Educator safety among top priorities | #schoolsaftey

“We serve juvenile hall, we serve at risk youth, probation, career and technical education, moderate to severely disabled students, visually impaired students, — there are so many different programs” says resource teacher Shelby Rider, president of Yuba County Certificated Employees Association. “We work in the most difficult conditions and we teach the most vulnerable kids.”

Shelby Rider

California’s 58 county offices of education provide a support infrastructure to local school districts, approving district budgets and Local Control Accountability Plans, registering teacher credentials and developing programs to serve students with special needs throughout the county. These programs support students that local school districts often lack the resources or facilities to serve.

Steph Cruz has been working for San Diego County Office of Education (SDCOE) since 1996. The San Diego County Association of Educators (SDCAE) president says her members work in programs that specialize in a variety of student populations: the unhoused, foster youth, students on probation and incarcerated, expelled students, students with alternative living situations, migrant education, students who are deaf and hard of hearing, those who are visually impaired, and infants and toddlers. The focused nature of the work allows her more time to reach and teach her students.

“I’m not working with 200 kids. I’ve had classes with 20 kids that were self-contained,” she says. “A lot of educators in the county office never leave. We start here and retire here. I think so much of that has to do with a passion for serving the underserved.”

Staffing and safety
Working with these populations comes with specific safety concerns for each, Cruz says, such as the array of challenges that stem from working with students and families experiencing trauma in different educational settings.

Association of County Employees members rally for safety in Spring 2023.

Maintaining safe teaching and learning environments is a major priority for SDCAE — “it’s an equity issue,” Cruz says. The local recently collaborated with SDCOE as part of a joint safety team (contractually negotiated), members and working with management to develop recommendations to increase safety. Cruz says it’s been a positive experience.

“The county has done more than support us — they’ve been partners in this,” she says.

The experiences differ vastly based on the county office. Association of County Employees (ACE) members rallied earlier this year before a Santa Clara County Office of Education board meeting to call attention to injuries suffered by educators at the hands of students while on the job, ranging from bites and bruises to broken bones and busted teeth to wounds that required stitches. ACE President Tara Guerrero said during the Spring rally that educators do not blame their students for the injuries, calling them “a result of management’s failure to provide appropriate student-specific learning, training, support and resources including staff.”

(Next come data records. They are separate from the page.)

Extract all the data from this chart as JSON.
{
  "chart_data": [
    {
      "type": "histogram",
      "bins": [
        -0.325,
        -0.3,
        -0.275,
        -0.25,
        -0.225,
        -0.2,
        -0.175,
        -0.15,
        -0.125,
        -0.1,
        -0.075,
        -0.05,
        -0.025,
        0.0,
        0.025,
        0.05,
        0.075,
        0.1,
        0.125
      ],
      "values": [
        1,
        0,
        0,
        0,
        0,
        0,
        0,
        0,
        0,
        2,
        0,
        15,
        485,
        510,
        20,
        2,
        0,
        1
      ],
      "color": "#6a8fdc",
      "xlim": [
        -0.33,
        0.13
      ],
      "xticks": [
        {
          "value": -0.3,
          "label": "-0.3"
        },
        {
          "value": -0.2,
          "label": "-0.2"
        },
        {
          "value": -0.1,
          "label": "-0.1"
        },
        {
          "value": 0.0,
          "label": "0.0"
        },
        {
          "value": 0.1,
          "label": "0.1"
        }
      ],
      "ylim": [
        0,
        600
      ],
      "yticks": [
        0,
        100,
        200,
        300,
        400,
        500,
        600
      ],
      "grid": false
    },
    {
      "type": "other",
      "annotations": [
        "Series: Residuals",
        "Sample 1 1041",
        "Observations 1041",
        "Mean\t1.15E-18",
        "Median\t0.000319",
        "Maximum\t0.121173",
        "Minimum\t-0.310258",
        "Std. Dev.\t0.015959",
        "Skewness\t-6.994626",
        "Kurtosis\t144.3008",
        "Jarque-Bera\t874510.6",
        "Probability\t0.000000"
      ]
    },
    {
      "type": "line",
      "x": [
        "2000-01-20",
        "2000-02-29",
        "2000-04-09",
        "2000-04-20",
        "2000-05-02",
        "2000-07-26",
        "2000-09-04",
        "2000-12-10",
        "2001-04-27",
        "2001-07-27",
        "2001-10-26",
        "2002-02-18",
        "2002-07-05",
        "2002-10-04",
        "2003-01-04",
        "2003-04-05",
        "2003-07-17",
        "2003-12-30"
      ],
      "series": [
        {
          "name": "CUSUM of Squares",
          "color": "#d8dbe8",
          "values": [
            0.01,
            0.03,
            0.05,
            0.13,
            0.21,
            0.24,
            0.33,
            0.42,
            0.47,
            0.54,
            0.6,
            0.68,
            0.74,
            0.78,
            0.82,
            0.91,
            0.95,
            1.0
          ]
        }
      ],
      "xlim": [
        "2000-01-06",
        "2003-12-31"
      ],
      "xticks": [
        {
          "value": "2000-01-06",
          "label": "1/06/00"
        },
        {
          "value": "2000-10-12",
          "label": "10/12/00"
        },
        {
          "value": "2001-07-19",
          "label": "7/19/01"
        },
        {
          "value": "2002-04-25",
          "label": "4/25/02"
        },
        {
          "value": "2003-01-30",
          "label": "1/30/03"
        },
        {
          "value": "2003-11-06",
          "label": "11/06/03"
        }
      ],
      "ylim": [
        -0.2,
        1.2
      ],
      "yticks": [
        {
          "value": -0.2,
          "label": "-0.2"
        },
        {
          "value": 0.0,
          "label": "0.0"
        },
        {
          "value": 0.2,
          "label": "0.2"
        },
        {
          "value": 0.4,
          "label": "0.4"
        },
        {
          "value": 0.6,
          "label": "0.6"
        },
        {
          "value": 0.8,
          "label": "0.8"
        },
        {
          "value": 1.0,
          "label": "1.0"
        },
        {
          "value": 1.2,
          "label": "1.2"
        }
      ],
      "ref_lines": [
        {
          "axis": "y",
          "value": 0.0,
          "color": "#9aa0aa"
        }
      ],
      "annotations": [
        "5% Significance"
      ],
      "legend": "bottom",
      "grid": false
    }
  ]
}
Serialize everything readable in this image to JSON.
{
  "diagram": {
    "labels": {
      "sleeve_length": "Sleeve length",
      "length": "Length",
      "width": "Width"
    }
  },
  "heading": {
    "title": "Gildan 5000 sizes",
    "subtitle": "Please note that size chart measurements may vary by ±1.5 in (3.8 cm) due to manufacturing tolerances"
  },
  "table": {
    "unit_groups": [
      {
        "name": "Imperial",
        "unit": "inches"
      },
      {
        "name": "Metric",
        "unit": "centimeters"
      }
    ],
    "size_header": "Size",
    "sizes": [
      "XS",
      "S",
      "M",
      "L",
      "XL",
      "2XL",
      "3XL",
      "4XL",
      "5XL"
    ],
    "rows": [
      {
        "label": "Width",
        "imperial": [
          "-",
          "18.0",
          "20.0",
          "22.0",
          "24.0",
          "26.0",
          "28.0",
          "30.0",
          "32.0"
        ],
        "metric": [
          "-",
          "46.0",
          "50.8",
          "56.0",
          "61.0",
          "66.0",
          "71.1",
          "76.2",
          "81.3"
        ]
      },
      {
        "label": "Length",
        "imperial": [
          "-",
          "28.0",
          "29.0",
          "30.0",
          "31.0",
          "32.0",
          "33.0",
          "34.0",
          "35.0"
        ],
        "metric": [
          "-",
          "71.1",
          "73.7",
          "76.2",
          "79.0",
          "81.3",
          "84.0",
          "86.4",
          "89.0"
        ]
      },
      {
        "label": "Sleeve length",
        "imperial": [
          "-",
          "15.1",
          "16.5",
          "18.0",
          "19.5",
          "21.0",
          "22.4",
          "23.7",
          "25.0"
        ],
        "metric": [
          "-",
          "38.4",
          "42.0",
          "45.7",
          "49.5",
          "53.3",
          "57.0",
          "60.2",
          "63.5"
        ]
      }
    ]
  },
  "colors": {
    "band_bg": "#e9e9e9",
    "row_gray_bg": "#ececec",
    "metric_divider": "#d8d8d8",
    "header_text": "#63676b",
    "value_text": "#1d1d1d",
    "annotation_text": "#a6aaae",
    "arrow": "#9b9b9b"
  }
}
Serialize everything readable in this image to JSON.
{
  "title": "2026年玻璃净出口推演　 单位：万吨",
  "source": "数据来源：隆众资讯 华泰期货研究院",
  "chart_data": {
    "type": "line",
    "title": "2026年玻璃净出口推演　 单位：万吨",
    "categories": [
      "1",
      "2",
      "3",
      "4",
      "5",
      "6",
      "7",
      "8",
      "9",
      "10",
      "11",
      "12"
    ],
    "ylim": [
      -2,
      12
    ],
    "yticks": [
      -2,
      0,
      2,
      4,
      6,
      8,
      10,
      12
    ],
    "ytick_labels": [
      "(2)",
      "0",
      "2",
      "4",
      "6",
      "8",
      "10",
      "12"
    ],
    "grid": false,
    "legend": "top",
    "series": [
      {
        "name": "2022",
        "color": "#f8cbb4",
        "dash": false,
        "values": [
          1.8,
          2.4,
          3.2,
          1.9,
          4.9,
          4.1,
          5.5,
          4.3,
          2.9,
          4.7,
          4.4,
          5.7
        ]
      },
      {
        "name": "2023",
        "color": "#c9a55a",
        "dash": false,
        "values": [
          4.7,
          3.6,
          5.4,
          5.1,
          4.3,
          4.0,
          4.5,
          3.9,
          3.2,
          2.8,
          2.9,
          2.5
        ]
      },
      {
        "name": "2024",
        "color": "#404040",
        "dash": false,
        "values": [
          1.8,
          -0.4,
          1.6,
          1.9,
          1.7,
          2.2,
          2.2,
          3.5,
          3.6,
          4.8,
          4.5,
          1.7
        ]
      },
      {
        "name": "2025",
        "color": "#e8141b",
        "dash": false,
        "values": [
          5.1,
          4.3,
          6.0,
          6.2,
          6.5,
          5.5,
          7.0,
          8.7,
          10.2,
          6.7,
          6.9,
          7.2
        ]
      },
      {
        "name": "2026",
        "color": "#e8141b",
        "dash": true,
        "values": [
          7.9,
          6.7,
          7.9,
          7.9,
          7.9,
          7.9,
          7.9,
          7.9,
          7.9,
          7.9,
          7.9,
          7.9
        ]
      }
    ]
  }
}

A picture of a woman wearing glasses

Steph Cruz

ACE educators point to inadequate staffing as a major reason for ongoing unsafe teaching conditions. While the teacher shortage is impacting public schools nationwide, county offices endure specific challenges related to their relationship with local school districts that compound staffing problems. Rider says local school districts often believe they can better support students they have transferred to the county office and save money, leading to districts reclaiming these students — to the detriment of everyone involved.

“A lot of educators in the county office never leave. I think so much of that has to do with a passion for serving the underserved.”

— San Diego County Association of Educators President Steph Cruz

“It’s a nightmare and it really affects our moderate to severe special education students,” Rider says. “When districts take back, they look at numbers— they don’t understand the severity of disabilities and needs.”

Job security, local connections
This causes great turmoil in county offices, which often lay off educators when programs are transferred back to local school districts, causing folks to reconsider where they work.

“Everybody’s worried about the quality of care. The county provides specialized programs that serve multiple districts by sharing costs. It’s cheaper in the long-run to operate these programs through the county than the districts,” Rider says. “How do we get our members to stay at the Yuba County Office of Education when everything is in flux and members don’t know if their job will be there
next year?”

County educators’ local associations continue to organize and build power across the state to support their members, advocate for their students and fight for safe and equitable conditions — even when facing basic obstacles like distance. San Bernardino County is more than 20,000 square miles (the largest county in the nation) and while virtual meetings have helped to make distance less of an issue, there’s still no substitute for building together in person. Even at a fifth of the size, Cruz says the geography of San Diego County can be challenging.

“We try to have in-person events around the county and in multiple locations,” she says. County office local association leaders also meet regularly statewide and regionally to discuss their unique issues and collaborate on approaches. Cruz says that while they tend to be overlooked, county offices serve the most underserved students and have the greatest potential for impact. “If you send kids to us, they’re in good hands,” Cruz says.